Obama Team Studies Romney Tapes as Debate Camp Begins
(LAS VEGAS) -- President Obama convened the final debate camp of his political career in Las Vegas on Sunday, huddling with top advisers at a posh lakeside resort 20 miles east of the Strip for a three-day crash course on Republican rival Mitt Romney.
Aides said a “debate prep team” had been pouring over hours of old videotape of Romney and other past Republican and Democratic candidates ahead of the meetings to glean strategic insights to pass on to Obama, who was last on a debate stage on Oct. 15, 2008. He has never sparred with Romney in person.
The two men will meet face to face for the first time Wednesday night at the debut 2012 presidential debate in Denver.
Obama is being coached by a group of veteran Democratic operatives and inner-circle White House advisers, aides said, including senior campaign adviser David Axelrod, pollster Joel Benenson, Democratic strategists Anita Dunn and Ron Klain, National Economic Council director Gene Sperling, and chief of staff Jack Lew.
Former Democratic presidential nominee Sen.
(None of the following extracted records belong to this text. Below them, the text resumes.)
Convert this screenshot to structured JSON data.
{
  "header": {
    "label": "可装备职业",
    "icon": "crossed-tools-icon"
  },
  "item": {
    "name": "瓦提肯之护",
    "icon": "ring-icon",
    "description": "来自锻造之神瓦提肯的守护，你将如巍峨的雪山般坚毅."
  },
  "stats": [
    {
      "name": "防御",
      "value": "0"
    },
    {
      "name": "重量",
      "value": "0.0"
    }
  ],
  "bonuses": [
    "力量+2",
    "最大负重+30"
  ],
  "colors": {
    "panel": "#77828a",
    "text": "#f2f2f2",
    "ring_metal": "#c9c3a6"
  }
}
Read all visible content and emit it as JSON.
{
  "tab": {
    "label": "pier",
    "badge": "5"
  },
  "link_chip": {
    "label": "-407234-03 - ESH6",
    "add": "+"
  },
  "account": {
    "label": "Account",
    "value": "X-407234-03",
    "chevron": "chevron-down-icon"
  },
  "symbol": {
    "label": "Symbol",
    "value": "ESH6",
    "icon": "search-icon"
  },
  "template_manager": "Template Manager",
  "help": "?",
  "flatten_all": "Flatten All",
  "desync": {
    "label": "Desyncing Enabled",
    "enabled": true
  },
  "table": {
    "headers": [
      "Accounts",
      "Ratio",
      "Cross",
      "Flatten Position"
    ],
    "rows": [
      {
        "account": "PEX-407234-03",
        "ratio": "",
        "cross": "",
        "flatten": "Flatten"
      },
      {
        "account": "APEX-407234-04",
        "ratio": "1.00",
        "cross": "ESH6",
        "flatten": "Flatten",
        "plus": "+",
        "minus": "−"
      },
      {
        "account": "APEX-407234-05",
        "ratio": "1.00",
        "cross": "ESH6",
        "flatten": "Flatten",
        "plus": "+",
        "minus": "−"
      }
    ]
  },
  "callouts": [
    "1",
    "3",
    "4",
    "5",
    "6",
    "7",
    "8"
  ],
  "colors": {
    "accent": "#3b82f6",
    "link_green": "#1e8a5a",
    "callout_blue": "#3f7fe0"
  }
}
John Kerry of Massachusetts is playing Romney in the mock debate sessions.
They are expected to help Obama hone his stylistic presentation on stage -- cultivating an image of a strong and forceful, not passive, candidate while avoiding the appearance of irritation or impatience, which has been a pitfall in the past.
“He’s got to relax. He’s got to show it. He’s got to show a little sense of humor,” former Democratic National Committee chairman and presidential candidate Howard Dean said on ABC’s This Week. “He’s got to show why he’s likable.”
Aides said the president will also be working on speaking more concisely, curbing his tendency to be long-winded. But they noted he would not be explicitly developing “zingers and special lines,” which Romney was said to be practicing, according to the New York Times.
“[President Obama] has a tendency to give longer substantive answers, it’s just his nature,” said campaign spokeswoman Jen Psaki. “That’s something clearly we’re working on.”
Psaki said the president was approaching the first debate as an opportunity to “continue his conversation with the American people,” suggesting he may try to avoid initiating direct confrontation with Romney.
“This will be a very large audience,” she said. “He wants to speak directly to the families, the people on their couches at home, having snacks, drinking a beer, drinking a soda, whatever it is, and tuning in for the first time.”
The president will spend much of the next few days in seclusion, with no public events on his schedule. However, the Obama campaign hinted that he would be making some local stops to meet with voters in Nevada ahead of Saturday’s registration deadline.
“I expect as he visits local shops the next few days he’ll be spending some of his own money,” Psaki said.
Romney, meanwhile, arrives in Denver Monday to begin his final preparations. He is joined by Sen. Rob Portman of Ohio who is playing Obama in mock debate sessions.